Cow tipping is out and cow hugging is in. That’s right, in a year of unprecedented chaos and uncertainty, hugging a cow is the newest way to feel a little bit better and it’s becoming a growing wellness trend at the local dairy farm. 

Before you mooo-ve on over to your nearest cow and give it a hug, let’s dive into what cow hugging is exactly, where it came from, and why it might just help you forget about 2020 — for a brief second at least. 

Cow hugging is essentially, exactly what it sounds like, throwing your arms around one of the domesticated bovines and giving it a loving embrace for as long as you need. Or until the cow nudges you away to go back to grazing on grass. 

“Cows are very relaxed animals, they don’t fight, they don’t get in trouble,” a dairy farmer told the BBC about the stress-relieving activity. “You come to the fields and we have some special hugging cows and you can lay next to [them] — people think it’s very relaxing.”

Cow hugging, cow cuddling, cow spooning (?) or whatever else you want to call it originated in the Netherlands where it’s known as “koe knuffelen” in Dutch. The practice is based around the healing properties of animals. Much the same way that petting a dog can cheer you up when you’ve had a bad day, the idea is the same with cows — just on a much bigger scale. 

Farm owners in the Netherlands have been inviting people to hug their cattle for years and the therapy trend is now starting to catch on in the United States.

But why hug a cow?

It’s fair to say that for most people, a cow’s probably not the first animal they think of when it comes to “cuddly.” So how did cow hugging get started and why do cows have a special appeal when it comes to a hug? 

One farmer told the BBC that it started when their foster daughter walked out into the family’s pasture and gave a cow a hug. As for the appeal of cow hugging, well, the combination of the cow’s warm body temperature, massive size, and slower heartbeat all combine to result in an incredibly soothing experience.

Bella and Bonnie are two comfort cows in upstate New York at the Mountain Horse Farm that offer therapy to the bed and breakfast’s visitors. “It naturally relaxes you,” Suzanne Vullers, who hails from the Netherlands and runs the b&b farm, said. “A lot of people are looking for mindfulness.
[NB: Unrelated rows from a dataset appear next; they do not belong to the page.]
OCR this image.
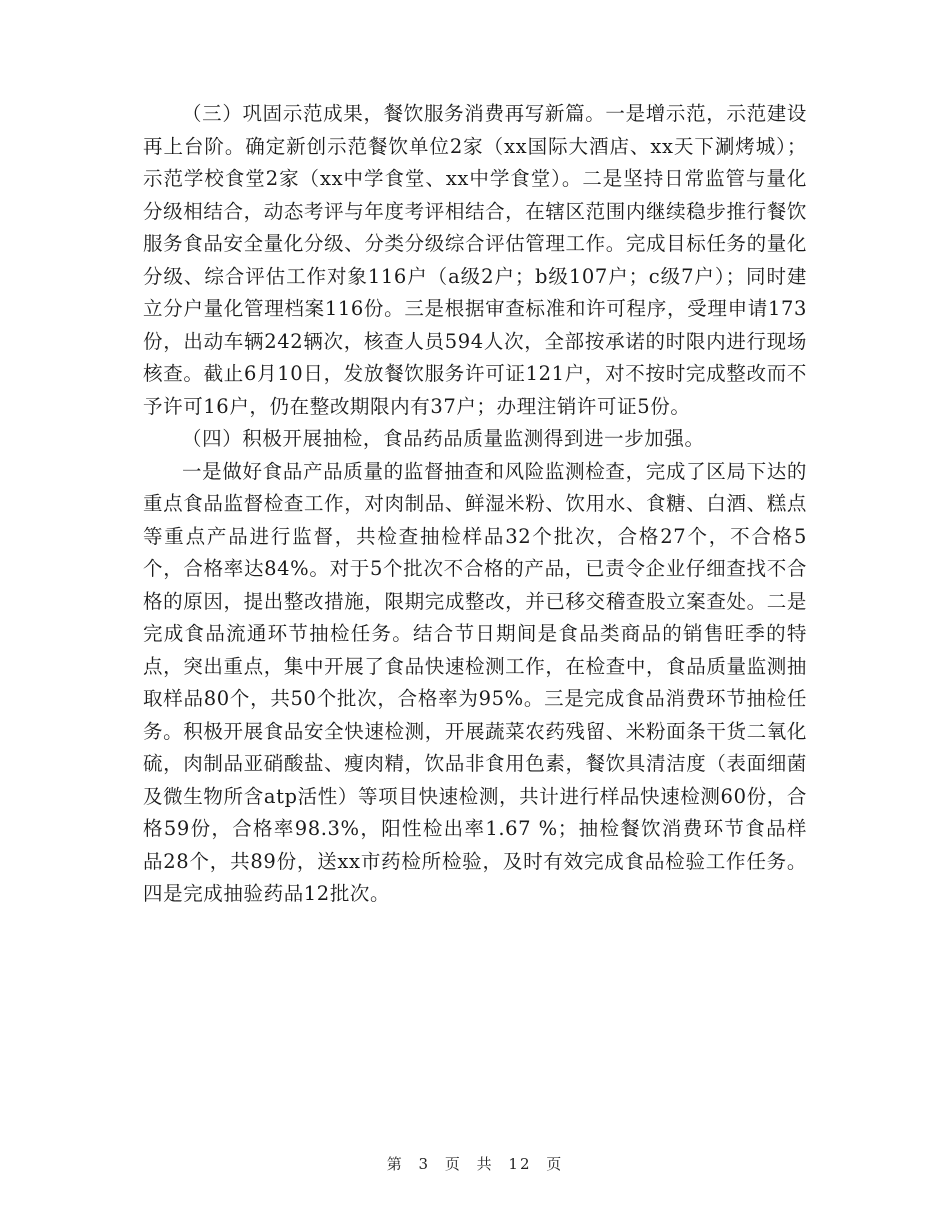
（三）巩固示范成果，餐饮服务消费再写新篇。一是增示范，示范建设再上台阶。确定新创示范餐饮单位2家（xx国际大酒店、xx天下涮烤城）；示范学校食堂2家（xx中学食堂、xx中学食堂）。二是坚持日常监管与量化分级相结合，动态考评与年度考评相结合，在辖区范围内继续稳步推行餐饮服务食品安全量化分级、分类分级综合评估管理工作。完成目标任务的量化分级、综合评估工作对象116户（a级2户；b级107户；c级7户）；同时建立分户量化管理档案116份。三是根据审查标准和许可程序，受理申请173份，出动车辆242辆次，核查人员594人次，全部按承诺的时限内进行现场核查。截止6月10日，发放餐饮服务许可证121户，对不按时完成整改而不予许可16户，仍在整改期限内有37户；办理注销许可证5份。

（四）积极开展抽检，食品药品质量监测得到进一步加强。

一是做好食品产品质量的监督抽查和风险监测检查，完成了区局下达的重点食品监督检查工作，对肉制品、鲜湿米粉、饮用水、食糖、白酒、糕点等重点产品进行监督，共检查抽检样品32个批次，合格27个，不合格5个，合格率达84%。对于5个批次不合格的产品，已责令企业仔细查找不合格的原因，提出整改措施，限期完成整改，并已移交稽查股立案查处。二是完成食品流通环节抽检任务。结合节日期间是食品类商品的销售旺季的特点，突出重点，集中开展了食品快速检测工作，在检查中，食品质量监测抽取样品80个，共50个批次，合格率为95%。三是完成食品消费环节抽检任务。积极开展食品安全快速检测，开展蔬菜农药残留、米粉面条干货二氧化硫，肉制品亚硝酸盐、瘦肉精，饮品非食用色素，餐饮具清洁度（表面细菌及微生物所含atp活性）等项目快速检测，共计进行样品快速检测60份，合格59份，合格率98.3%，阳性检出率1.67 %；抽检餐饮消费环节食品样品28个，共89份，送xx市药检所检验，及时有效完成食品检验工作任务。四是完成抽验药品12批次。

第 3 页 共 12 页
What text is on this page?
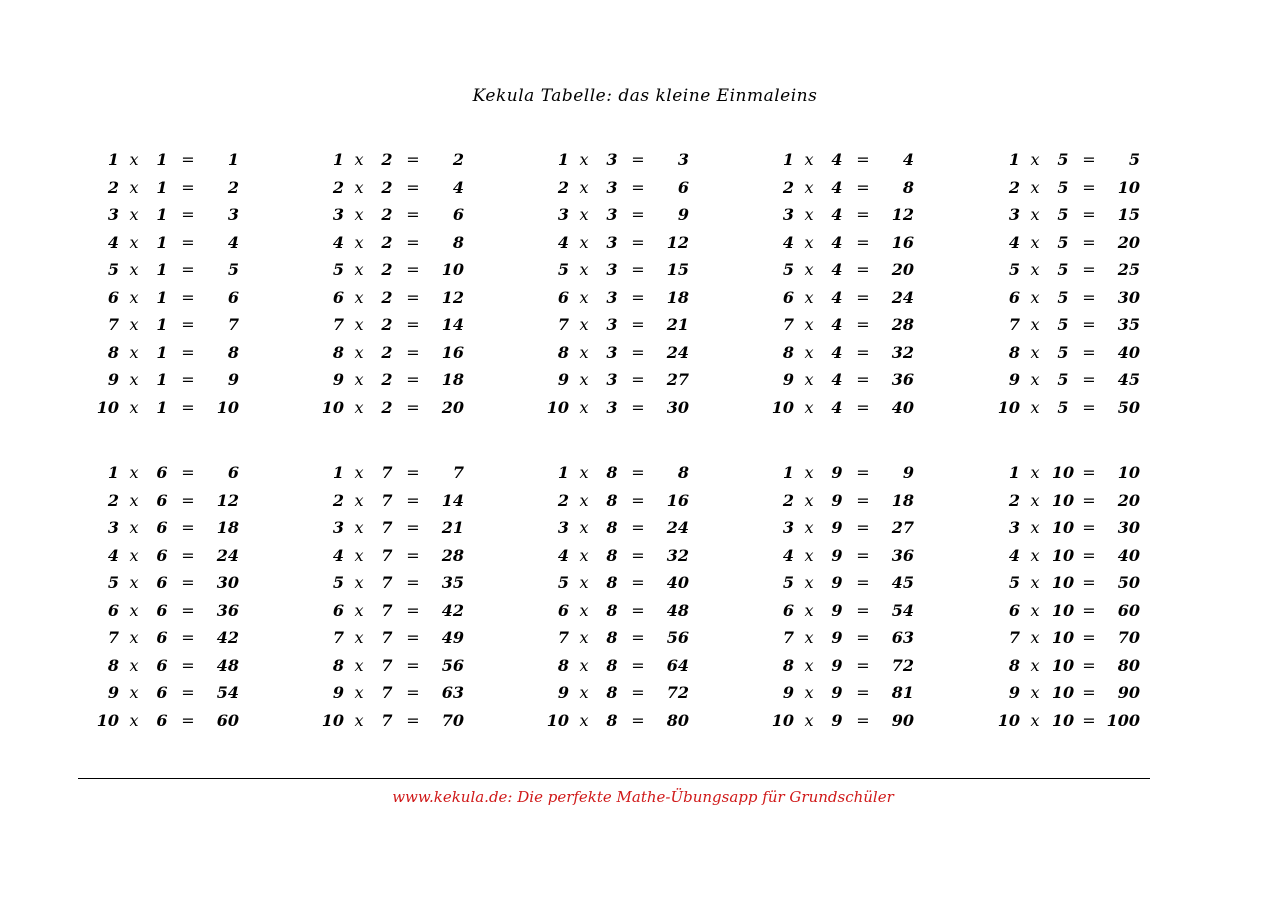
Kekula Tabelle: das kleine Einmaleins
1 x	1 =	1
2 x	1 =	2
3 x	1 =	3
4 x	1 =	4
5 x	1 =	5
6 x	1 =	6
7 x	1 =	7
8 x	1 =	8
9 x	1 =	9
10 x	1 =	10
1 x	2 =	2
2 x	2 =	4
3 x	2 =	6
4 x	2 =	8
5 x	2 =	10
6 x	2 =	12
7 x	2 =	14
8 x	2 =	16
9 x	2 =	18
10 x	2 =	20
1 x	3 =	3
2 x	3 =	6
3 x	3 =	9
4 x	3 =	12
5 x	3 =	15
6 x	3 =	18
7 x	3 =	21
8 x	3 =	24
9 x	3 =	27
10 x	3 =	30
1 x	4 =	4
2 x	4 =	8
3 x	4 =	12
4 x	4 =	16
5 x	4 =	20
6 x	4 =	24
7 x	4 =	28
8 x	4 =	32
9 x	4 =	36
10 x	4 =	40
1 x	5 =	5
2 x	5 =	10
3 x	5 =	15
4 x	5 =	20
5 x	5 =	25
6 x	5 =	30
7 x	5 =	35
8 x	5 =	40
9 x	5 =	45
10 x	5 =	50
1 x	6 =	6
2 x	6 =	12
3 x	6 =	18
4 x	6 =	24
5 x	6 =	30
6 x	6 =	36
7 x	6 =	42
8 x	6 =	48
9 x	6 =	54
10 x	6 =	60
1 x	7 =	7
2 x	7 =	14
3 x	7 =	21
4 x	7 =	28
5 x	7 =	35
6 x	7 =	42
7 x	7 =	49
8 x	7 =	56
9 x	7 =	63
10 x	7 =	70
1 x	8 =	8
2 x	8 =	16
3 x	8 =	24
4 x	8 =	32
5 x	8 =	40
6 x	8 =	48
7 x	8 =	56
8 x	8 =	64
9 x	8 =	72
10 x	8 =	80
1 x	9 =	9
2 x	9 =	18
3 x	9 =	27
4 x	9 =	36
5 x	9 =	45
6 x	9 =	54
7 x	9 =	63
8 x	9 =	72
9 x	9 =	81
10 x	9 =	90
1 x 10 =	10
2 x 10 =	20
3 x 10 =	30
4 x 10 =	40
5 x 10 =	50
6 x 10 =	60
7 x 10 =	70
8 x 10 =	80
9 x 10 =	90
10 x 10 = 100
www.kekula.de: Die perfekte Mathe-Übungsapp für Grundschüler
They’re looking for ways to calm down their head and their body. When you are with a large animal like that, they command your presence. … There’s no way you can be somewhere else when you’re with them because they’re so big. And that creates a natural mindfulness.”
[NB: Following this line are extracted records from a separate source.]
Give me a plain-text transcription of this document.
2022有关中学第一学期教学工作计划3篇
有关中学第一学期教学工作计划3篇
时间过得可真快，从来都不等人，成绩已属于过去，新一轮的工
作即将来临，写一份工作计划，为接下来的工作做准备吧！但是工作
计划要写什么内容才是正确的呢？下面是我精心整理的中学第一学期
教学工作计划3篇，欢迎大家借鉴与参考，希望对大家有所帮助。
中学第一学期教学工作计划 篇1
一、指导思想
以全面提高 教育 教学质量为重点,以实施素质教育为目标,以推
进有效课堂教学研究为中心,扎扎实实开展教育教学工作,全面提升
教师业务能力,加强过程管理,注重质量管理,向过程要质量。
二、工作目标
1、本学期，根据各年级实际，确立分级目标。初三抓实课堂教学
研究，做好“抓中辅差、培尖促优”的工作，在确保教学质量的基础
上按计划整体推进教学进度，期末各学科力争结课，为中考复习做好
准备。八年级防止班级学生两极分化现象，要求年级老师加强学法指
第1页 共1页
Not every cow wants to have a random human come up and give it a warm embrace. “It’s not something that you can force upon the cow,” a farmer in the Netherlands said.” Some cows are simply open to it and others are not. 

Those cows that do make good cuddlers seem to enjoy the hugs and massages from humans just as much as the people. The cows will close their eyes and nuzzle into the person’s touch. A study from the journal Applied Animal Behaviour Science even backed up that cows “show signs of pleasure and relaxation when people rub, massage, or pet them.”

Hugging (even a cow) is good for you

The benefits of hugging have been well-documented. A warm embrace helps to lower your stress level and can even boost the immune system. People who embrace hugging on a regular basis have found to experience sickness less often. While research hasn’t linked hugging a cow to any positive health benefits in humans, it can’t hurt, right?

Hugging a cow may not bring on the same feels as a hug from your grandmother, but those who have tried it seem to enjoy it. “It was surprisingly relaxing,” Brandon Hertel, who visited Mountain Horse Farm with his wife Sheryl, said. “You’d think interacting with a big animal wouldn’t be relaxing, but it is shockingly relaxing.”

“My heart was ready to explode. I loved it,” added Sheryl. 

Who’s to say how much cow hugging will catch on. Goat yoga was certainly a thing for a hot minute. Whether or not people flock in masses to their nearest dairy farm in search of a hug from a cow, isn’t really the point. Any sort of comfort that one can find in 2020 is certainly worth mooing about.